Can’t remember who posted the advice, but a few weeks ago someone put up an elegantly simple paragraph of swimming advice. Basically, “lead with your shoulders” if I was to paraphrase. Took this advice to heart and took almost 5 seconds of my 100 yrd time (I didn’t time myself for a 100 yrd sprint, this is average time savings on each 100 as part of 500 yrd swim).
Last year I typically swam about 9:20, for a good moderate effort doing a 500 yrd swim.
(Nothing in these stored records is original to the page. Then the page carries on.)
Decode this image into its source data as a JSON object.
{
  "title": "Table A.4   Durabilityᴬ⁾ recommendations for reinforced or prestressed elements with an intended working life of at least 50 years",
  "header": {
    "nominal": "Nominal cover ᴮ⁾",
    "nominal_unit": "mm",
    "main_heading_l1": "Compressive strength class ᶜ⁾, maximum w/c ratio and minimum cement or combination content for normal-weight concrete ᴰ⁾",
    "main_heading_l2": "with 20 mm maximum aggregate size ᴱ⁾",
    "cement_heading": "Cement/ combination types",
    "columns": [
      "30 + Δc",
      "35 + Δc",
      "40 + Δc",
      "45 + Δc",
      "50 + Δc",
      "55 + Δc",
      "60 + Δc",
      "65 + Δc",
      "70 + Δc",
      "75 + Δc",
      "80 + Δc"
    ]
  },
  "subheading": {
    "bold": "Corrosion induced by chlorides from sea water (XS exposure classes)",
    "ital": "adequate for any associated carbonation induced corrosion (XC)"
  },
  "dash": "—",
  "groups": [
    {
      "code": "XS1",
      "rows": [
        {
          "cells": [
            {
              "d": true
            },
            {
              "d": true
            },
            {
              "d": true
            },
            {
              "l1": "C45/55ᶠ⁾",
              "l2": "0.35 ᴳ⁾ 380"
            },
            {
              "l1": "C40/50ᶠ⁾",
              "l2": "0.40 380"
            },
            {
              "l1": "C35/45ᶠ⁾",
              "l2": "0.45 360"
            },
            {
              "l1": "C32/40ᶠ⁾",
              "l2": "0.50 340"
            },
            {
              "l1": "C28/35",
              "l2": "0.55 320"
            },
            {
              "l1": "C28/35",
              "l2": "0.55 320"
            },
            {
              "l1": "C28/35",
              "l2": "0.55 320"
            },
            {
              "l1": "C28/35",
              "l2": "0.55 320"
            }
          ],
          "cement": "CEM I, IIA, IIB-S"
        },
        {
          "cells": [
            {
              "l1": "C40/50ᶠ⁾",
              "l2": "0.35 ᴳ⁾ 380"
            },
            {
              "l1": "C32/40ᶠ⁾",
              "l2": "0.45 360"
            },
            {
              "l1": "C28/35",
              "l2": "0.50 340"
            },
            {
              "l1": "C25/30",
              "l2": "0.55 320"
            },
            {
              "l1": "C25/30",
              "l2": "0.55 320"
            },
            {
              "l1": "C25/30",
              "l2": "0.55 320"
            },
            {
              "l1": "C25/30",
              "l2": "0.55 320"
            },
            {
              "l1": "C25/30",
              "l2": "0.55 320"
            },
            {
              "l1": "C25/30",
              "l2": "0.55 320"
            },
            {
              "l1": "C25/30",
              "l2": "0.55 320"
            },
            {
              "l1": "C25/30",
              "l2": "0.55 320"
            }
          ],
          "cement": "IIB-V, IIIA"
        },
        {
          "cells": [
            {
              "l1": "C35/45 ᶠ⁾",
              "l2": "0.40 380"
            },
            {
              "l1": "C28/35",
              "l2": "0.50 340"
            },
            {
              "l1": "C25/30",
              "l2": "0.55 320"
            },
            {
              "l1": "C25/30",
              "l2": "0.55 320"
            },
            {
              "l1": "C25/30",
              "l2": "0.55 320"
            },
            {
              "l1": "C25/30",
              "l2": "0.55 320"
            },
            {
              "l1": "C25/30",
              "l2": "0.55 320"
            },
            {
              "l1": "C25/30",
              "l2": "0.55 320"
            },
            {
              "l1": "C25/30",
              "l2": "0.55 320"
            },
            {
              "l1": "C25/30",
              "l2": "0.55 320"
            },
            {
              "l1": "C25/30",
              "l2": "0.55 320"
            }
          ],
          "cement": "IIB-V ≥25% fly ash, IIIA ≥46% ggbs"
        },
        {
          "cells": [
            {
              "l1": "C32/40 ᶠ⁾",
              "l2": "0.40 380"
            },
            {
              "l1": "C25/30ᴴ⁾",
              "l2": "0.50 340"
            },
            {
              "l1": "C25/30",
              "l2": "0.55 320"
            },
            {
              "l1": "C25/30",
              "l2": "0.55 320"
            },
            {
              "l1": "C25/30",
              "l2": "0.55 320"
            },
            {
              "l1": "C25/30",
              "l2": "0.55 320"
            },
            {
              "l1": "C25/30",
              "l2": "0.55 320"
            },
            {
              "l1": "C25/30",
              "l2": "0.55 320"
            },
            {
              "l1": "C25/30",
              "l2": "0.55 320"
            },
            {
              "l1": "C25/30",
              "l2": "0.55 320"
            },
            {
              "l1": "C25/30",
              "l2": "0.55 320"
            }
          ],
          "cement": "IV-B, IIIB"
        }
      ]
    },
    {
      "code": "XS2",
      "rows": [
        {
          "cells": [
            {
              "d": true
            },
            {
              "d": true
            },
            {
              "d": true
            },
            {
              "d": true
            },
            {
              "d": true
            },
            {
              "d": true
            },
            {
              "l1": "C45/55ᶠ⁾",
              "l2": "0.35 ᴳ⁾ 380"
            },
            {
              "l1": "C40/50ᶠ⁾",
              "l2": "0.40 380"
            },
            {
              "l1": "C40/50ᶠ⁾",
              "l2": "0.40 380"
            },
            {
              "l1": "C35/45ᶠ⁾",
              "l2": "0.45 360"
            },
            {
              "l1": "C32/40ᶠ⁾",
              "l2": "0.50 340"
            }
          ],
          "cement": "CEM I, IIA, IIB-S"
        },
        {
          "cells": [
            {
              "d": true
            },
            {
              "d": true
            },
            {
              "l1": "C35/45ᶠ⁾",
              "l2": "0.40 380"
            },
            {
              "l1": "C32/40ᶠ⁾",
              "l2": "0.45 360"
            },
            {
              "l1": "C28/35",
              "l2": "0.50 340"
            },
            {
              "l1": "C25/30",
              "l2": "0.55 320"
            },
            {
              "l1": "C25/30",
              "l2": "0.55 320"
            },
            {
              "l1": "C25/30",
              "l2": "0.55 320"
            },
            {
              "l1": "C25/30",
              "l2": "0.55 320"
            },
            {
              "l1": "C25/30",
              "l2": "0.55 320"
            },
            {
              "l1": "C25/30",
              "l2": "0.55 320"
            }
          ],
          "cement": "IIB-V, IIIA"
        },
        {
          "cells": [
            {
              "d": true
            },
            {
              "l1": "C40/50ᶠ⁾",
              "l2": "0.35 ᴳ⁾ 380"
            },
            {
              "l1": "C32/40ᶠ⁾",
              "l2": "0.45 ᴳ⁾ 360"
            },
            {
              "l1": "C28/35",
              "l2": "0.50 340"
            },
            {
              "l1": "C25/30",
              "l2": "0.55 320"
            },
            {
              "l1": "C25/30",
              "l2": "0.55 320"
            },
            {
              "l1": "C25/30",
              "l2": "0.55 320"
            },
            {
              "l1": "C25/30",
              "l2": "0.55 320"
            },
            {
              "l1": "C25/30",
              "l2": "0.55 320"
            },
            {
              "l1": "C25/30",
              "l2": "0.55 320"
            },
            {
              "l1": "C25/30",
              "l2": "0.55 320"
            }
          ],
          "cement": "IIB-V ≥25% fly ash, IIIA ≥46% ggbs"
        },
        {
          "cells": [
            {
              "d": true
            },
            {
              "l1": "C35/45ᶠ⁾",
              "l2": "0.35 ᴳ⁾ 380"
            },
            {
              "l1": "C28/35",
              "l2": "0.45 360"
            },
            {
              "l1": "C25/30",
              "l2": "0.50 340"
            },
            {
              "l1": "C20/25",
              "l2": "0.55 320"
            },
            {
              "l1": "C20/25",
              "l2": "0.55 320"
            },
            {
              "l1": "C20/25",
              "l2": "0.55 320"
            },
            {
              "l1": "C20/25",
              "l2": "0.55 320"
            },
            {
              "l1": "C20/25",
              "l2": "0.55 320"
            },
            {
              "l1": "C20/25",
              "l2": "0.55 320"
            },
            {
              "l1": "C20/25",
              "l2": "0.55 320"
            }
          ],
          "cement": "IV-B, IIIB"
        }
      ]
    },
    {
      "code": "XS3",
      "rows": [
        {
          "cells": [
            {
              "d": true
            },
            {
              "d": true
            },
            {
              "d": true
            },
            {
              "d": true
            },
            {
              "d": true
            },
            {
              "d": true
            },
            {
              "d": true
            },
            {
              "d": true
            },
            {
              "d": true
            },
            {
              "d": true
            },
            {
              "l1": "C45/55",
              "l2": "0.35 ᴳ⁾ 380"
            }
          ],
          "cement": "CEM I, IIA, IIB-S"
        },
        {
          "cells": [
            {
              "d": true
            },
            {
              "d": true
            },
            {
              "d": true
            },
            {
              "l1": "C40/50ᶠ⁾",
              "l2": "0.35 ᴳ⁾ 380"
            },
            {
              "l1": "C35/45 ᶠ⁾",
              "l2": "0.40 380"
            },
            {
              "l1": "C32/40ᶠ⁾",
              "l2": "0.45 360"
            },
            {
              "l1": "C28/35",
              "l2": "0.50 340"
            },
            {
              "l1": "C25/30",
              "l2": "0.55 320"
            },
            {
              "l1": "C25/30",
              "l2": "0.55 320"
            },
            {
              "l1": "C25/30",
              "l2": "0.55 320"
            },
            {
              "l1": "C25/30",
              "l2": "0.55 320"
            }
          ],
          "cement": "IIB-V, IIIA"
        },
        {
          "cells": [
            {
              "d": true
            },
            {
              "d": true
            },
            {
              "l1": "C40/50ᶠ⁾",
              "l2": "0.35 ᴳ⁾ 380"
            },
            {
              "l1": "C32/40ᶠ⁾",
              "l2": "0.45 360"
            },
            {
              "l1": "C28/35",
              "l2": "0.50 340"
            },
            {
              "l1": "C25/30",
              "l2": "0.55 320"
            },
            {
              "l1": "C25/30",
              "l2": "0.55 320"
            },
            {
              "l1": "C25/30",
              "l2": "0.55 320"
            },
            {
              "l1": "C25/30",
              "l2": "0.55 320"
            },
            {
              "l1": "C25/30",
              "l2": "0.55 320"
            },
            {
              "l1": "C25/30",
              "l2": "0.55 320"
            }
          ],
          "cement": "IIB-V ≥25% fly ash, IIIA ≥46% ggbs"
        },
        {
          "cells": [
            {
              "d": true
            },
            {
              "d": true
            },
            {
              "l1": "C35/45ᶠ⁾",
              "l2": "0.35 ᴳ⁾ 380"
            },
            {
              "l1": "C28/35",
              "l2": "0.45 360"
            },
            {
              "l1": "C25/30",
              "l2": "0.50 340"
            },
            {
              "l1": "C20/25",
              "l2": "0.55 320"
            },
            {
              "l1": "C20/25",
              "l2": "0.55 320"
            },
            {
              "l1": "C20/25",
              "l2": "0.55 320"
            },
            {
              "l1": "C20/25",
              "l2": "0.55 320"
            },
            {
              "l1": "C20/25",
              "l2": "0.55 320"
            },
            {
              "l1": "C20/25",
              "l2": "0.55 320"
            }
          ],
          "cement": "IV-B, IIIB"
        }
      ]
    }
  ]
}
Went to a swim clinic in the fall (only 1.5 hours long, put on by a local college swim team, included videotaping) which provided some basic instruction for the first time. Found out I was “crossing over” and that I was not getting my right elbow high out of the water (resulted in bad entry for right arm). Almost immediately upon understanding these problems I was able to start doing about 8:55 to 9:00 500 yrd swims. Two months later in an indoor triathlon, with a 15 minute timed swim, I was able to do 900 yrds (I probably would have done more if I could do flip turns).
With the “lead with your shoulders” tip, this week I did a 8:43 500 and then followed that up with an 8:24 as my warmup. I then did 10 x 100yrd on 1:45 (I think I am ready to do this on 1:40, based on not feeling too beat after this workout), which combined with the 2 500 yrd swims, was a huge breakthrough workout.
I know these are very mediocre times, but I feel amazed I was able to take nearly a minute of a 500 yrd time, in about 6 months of off-season training, that involved only one 2500 yrd swim session a week. Just getting a short coaching session and a little good advice did the trick for me, so I am sure it could do the same for others.